Dès cette année scolaire, en classe de première, il y aura - en outre des épreuves de français qui auront lieu comme d'habitude en juin - la passation d'''épreuves communes de contrôle continu''.

Elles concerneront l'histoire-géographie, la langue vivante A, la langue vivante B, l'enseignement scientifique (pour ce qui concerne la voie générale) ou les mathématiques (pour ce qui concerne la voie technologique). Avec en outre l'éducation physique et les enseignements de spécialité (ceux qui auront été suivis uniquement pendant la classe de première). Excusez du peu...
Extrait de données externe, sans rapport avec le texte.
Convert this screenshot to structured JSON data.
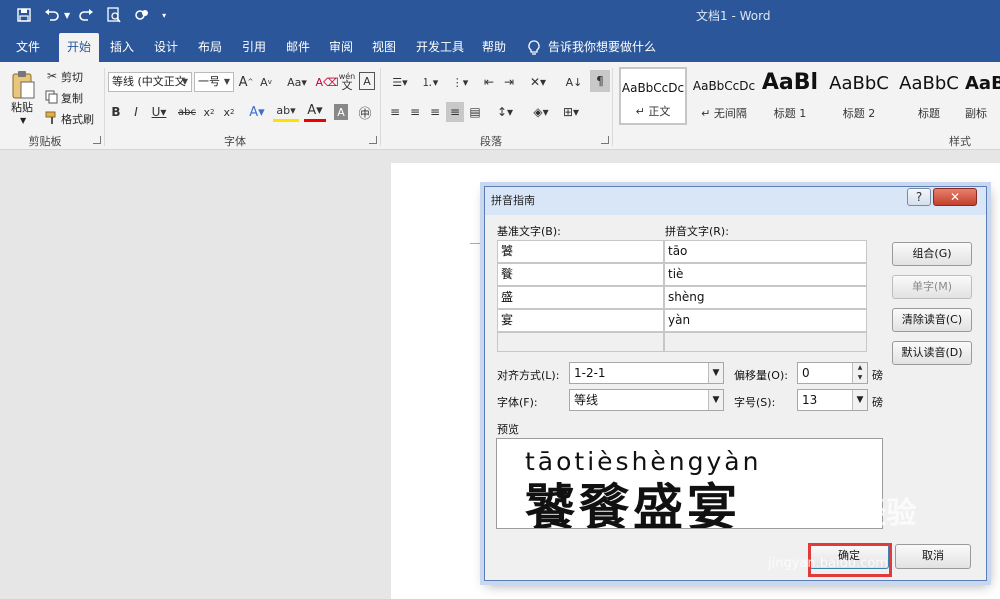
{
  "titlebar": {
    "doc_title": "文档1 - Word"
  },
  "tabs": [
    {
      "label": "文件"
    },
    {
      "label": "开始"
    },
    {
      "label": "插入"
    },
    {
      "label": "设计"
    },
    {
      "label": "布局"
    },
    {
      "label": "引用"
    },
    {
      "label": "邮件"
    },
    {
      "label": "审阅"
    },
    {
      "label": "视图"
    },
    {
      "label": "开发工具"
    },
    {
      "label": "帮助"
    }
  ],
  "tell_me": "告诉我你想要做什么",
  "clipboard": {
    "paste": "粘贴",
    "cut": "剪切",
    "copy": "复制",
    "format_painter": "格式刷",
    "group": "剪贴板"
  },
  "font": {
    "font_name": "等线 (中文正文",
    "font_size": "一号",
    "group": "字体"
  },
  "paragraph": {
    "group": "段落"
  },
  "styles": {
    "group": "样式",
    "items": [
      {
        "sample": "AaBbCcDc",
        "name": "↵ 正文"
      },
      {
        "sample": "AaBbCcDc",
        "name": "↵ 无间隔"
      },
      {
        "sample": "AaBl",
        "name": "标题 1"
      },
      {
        "sample": "AaBbC",
        "name": "标题 2"
      },
      {
        "sample": "AaBbC",
        "name": "标题"
      },
      {
        "sample": "AaBl",
        "name": "副标"
      }
    ]
  },
  "dialog": {
    "title": "拼音指南",
    "base_label": "基准文字(B):",
    "ruby_label": "拼音文字(R):",
    "rows": [
      {
        "base": "饕",
        "ruby": "tāo"
      },
      {
        "base": "餮",
        "ruby": "tiè"
      },
      {
        "base": "盛",
        "ruby": "shèng"
      },
      {
        "base": "宴",
        "ruby": "yàn"
      }
    ],
    "buttons": {
      "group": "组合(G)",
      "mono": "单字(M)",
      "clear": "清除读音(C)",
      "default": "默认读音(D)",
      "ok": "确定",
      "cancel": "取消"
    },
    "alignment_label": "对齐方式(L):",
    "alignment_value": "1-2-1",
    "offset_label": "偏移量(O):",
    "offset_value": "0",
    "offset_unit": "磅",
    "font_label": "字体(F):",
    "font_value": "等线",
    "size_label": "字号(S):",
    "size_value": "13",
    "size_unit": "磅",
    "preview_label": "预览",
    "preview_pinyin": "tāotièshèngyàn",
    "preview_base": "饕餮盛宴"
  },
  "watermark": {
    "logo": "Baidu经验",
    "url": "jingyan.baidu.com"
  }
}
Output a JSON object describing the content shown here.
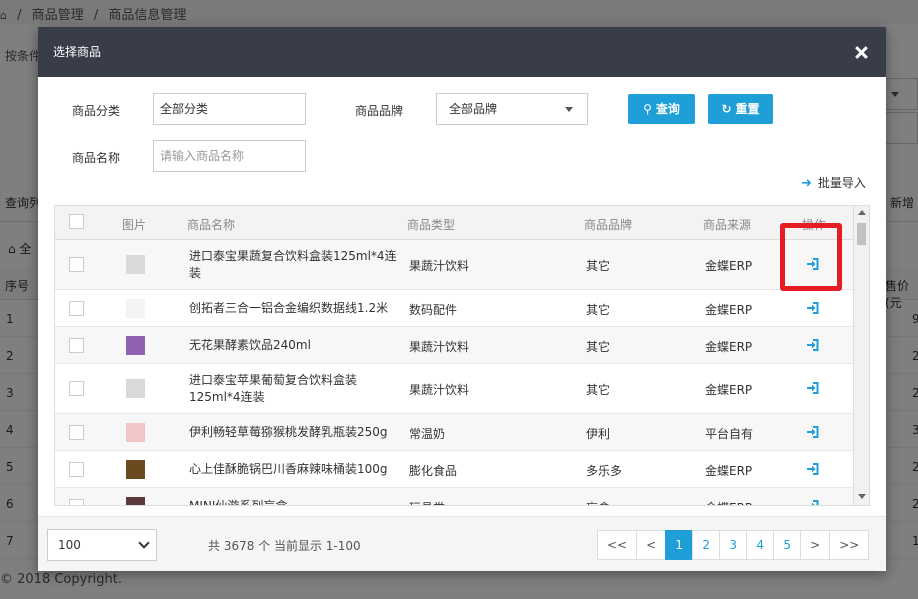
{
  "background": {
    "breadcrumb": [
      "/",
      "商品管理",
      "/",
      "商品信息管理"
    ],
    "filter_label": "按条件",
    "tab_left": "查询列",
    "tab_right": "新增",
    "home_label": "全",
    "col_index": "序号",
    "col_price": "售价(元",
    "rows": [
      {
        "n": "1",
        "r": "9"
      },
      {
        "n": "2",
        "r": "2"
      },
      {
        "n": "3",
        "r": "2"
      },
      {
        "n": "4",
        "r": "3"
      },
      {
        "n": "5",
        "r": "2"
      },
      {
        "n": "6",
        "r": "2"
      },
      {
        "n": "7",
        "r": "1"
      }
    ],
    "copyright": "© 2018 Copyright."
  },
  "modal": {
    "title": "选择商品",
    "filters": {
      "category_label": "商品分类",
      "category_value": "全部分类",
      "brand_label": "商品品牌",
      "brand_value": "全部品牌",
      "name_label": "商品名称",
      "name_placeholder": "请输入商品名称"
    },
    "buttons": {
      "search": "查询",
      "reset": "重置",
      "batch_import": "批量导入"
    },
    "table": {
      "headers": {
        "image": "图片",
        "name": "商品名称",
        "type": "商品类型",
        "brand": "商品品牌",
        "source": "商品来源",
        "action": "操作"
      },
      "rows": [
        {
          "name": "进口泰宝果蔬复合饮料盒装125ml*4连装",
          "type": "果蔬汁饮料",
          "brand": "其它",
          "source": "金蝶ERP",
          "thumb_color": "#d9d9d9"
        },
        {
          "name": "创拓者三合一铝合金编织数据线1.2米",
          "type": "数码配件",
          "brand": "其它",
          "source": "金蝶ERP",
          "thumb_color": "#f4f4f4"
        },
        {
          "name": "无花果酵素饮品240ml",
          "type": "果蔬汁饮料",
          "brand": "其它",
          "source": "金蝶ERP",
          "thumb_color": "#8e62b0"
        },
        {
          "name": "进口泰宝苹果葡萄复合饮料盒装125ml*4连装",
          "type": "果蔬汁饮料",
          "brand": "其它",
          "source": "金蝶ERP",
          "thumb_color": "#d9d9d9"
        },
        {
          "name": "伊利畅轻草莓猕猴桃发酵乳瓶装250g",
          "type": "常温奶",
          "brand": "伊利",
          "source": "平台自有",
          "thumb_color": "#f2c6c6"
        },
        {
          "name": "心上佳酥脆锅巴川香麻辣味桶装100g",
          "type": "膨化食品",
          "brand": "多乐多",
          "source": "金蝶ERP",
          "thumb_color": "#6b4a1f"
        },
        {
          "name": "MINI仙游系列盲盒",
          "type": "玩具类",
          "brand": "盲盒",
          "source": "金蝶ERP",
          "thumb_color": "#5a3a3a"
        }
      ]
    },
    "footer": {
      "page_size": "100",
      "info": "共 3678 个 当前显示 1-100",
      "pager": [
        "<<",
        "<",
        "1",
        "2",
        "3",
        "4",
        "5",
        ">",
        ">>"
      ],
      "active_page": "1"
    },
    "colors": {
      "header": "#393d49",
      "accent": "#1e9fd7",
      "highlight": "#e61c25"
    }
  }
}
Il est indiqué dans la circulaire définissant les épreuves de contrôle continu publiée au BO du 25 juillet dernier que "la note obtenue pour chacun de ces enseignements est constituée de la moyenne des notes obtenues lors des différentes épreuves communes , quel que soit leur nombre". On apprend ainsi qu'il est fort possible qu'il n'y ait pas une seule ''épreuve commune" par matière, mais plusieurs (à la discrétion sans doute de chaque établissement...)

Ce n'est pas du tout ce qui avait été envisagé et annoncé par Emmanuel Macron au cours de la campagne de l'élection présidentielle. On ne saurait trop le rappeler (d'autant que c'est généralement laissé dans l'ombre). Lors d'une interview parue dans « L'Etudiant » le 30 mars 2017,"Emmanuel Macron avait été très clair: « Nous faisons confiance au contrôle continu et au jugement des professeurs pour l'entrée dans les formations sélectives (écoles préparatoires aux grandes écoles, sections de techniciens supérieurs, IUT, écoles post-bacs). Pourquoi en seraient-ils incapables pour le baccalauréat? ». Il s'agissait bien du "contrôle continu" entendu comme l'ensemble des évaluations ordinaires faites au fil des années (en première et terminale) présentes dans les dossiers des postulants examinés. Et on se souvient de sa conclusion : « Je souhaite donc simplifier le baccalauréat. Quatre matières seront passées en contrôle terminal, les autres seront validées en contrôle continu ».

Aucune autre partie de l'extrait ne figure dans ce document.